On the nuclear power side, my favorite one is “Nuclear Reactor=Nuclear Bomb…made of nitroglycerin(and will explode at a moments notice)”. :smack:
I was formerly an Army infantry officer, and I used to find myself face-palming frequently at how little the makers of various military-themed movies knew about tactics, uniforms, weapons etc…
Things have gotten better in some areas since a lot of movies/TV shows have hired military advisors, but you still get a lot of bonehead tactics. The one that shows up the most and I guess is necessary for character interaction, is when you have a squad/platoon/team moving tactically and they’re all within about ten feet of each other.
One of the first things you’re taught about tactical movement is to keep a good distance between you and those on either side of you so that, if one of you steps on a mine or has a grenade thrown at them, it will only take out the one guy and not people on both sides of him.
With the exception of Ernest Gann classics and some recent pseudo-documentary 9/11 movies, just about everything that has to do with airplanes, pilotage, or flying, is wrong.
Some common pet peeves
The yoke doesn’t steer the aircraft on the ground. The rudder pedals do. The yoke controls the ailerons on the wings.
Non-sightseeing flights don’t skim mountain tops, go down narrow waterfalled canyons, or roust flamingos off the beach from 50 yards up. A serious professional pilot, transporting passengers or cargo on a point-to-point route, would never jeopardize the safety of the flight by giving away his/her ‘outs’ in case of engine loss.
The cockpit of a non-pressurized, propeller-driven airplane is pretty damn noisy. Spoken word conversations without the use of headphones are difficult at best, impossible at worst. Holes blown open in cockpits of planes travelling at 400+ knots would about as noisy as a hurricane coming through your backyard.
The government isn’t all in on a huge conspiracy to do, well, anything. Civil servants, for the most part, go to work, slog thru the day, then go home. We’re not plotting behind your back. Really.
And while I’m not part of the Intelligence community, I’ve had dealings with many who are, and it’s more boring than you can imagine. And don’t get me started on satellite imagery capabilities…

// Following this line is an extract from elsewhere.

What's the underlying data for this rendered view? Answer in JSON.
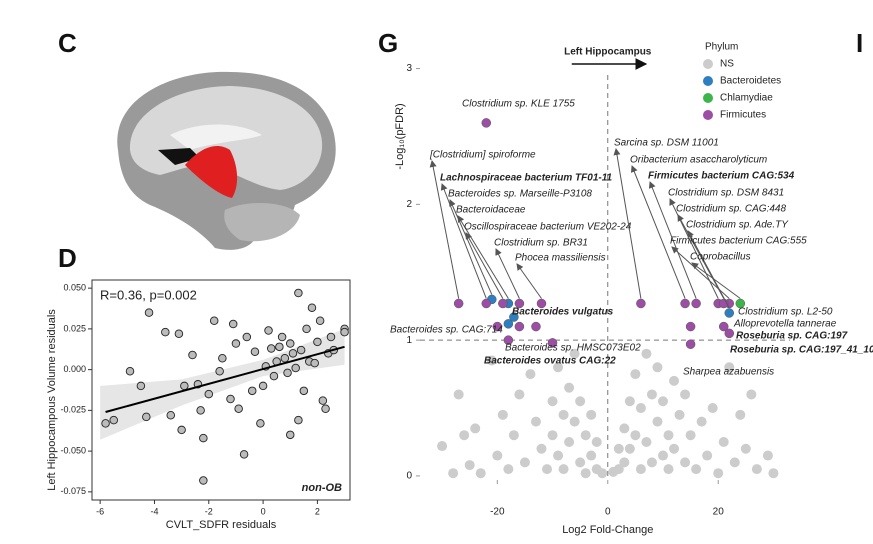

But if it was shown as it truly is, well, what a snooze-fest.
Hey, I even kinda like Independence Day, in exactly that mindless fun way. But that doesn’t mean I can’t still laugh at the ridiculous implausibilities.
But that reminds me about 2 more flying pet peeves from ID.
The hick cropduster tows his plane behind an RV to go from town to town. It looks like he has 8.50x6 tires on the plane at least, and possibly larger tundra tires. Those things are not made like automobile tires…they can’t roll for 1000s of miles down a highway without serious damage. And they’re expensive. Tundra tires run about $4000 a pair.
The notion that a rag-tag band of cropduster pilots, rusty old service officers (the President) and a few others could hop in F-15s and fly them in perfect formation after a few minutes of briefing strains credibility. To say the least.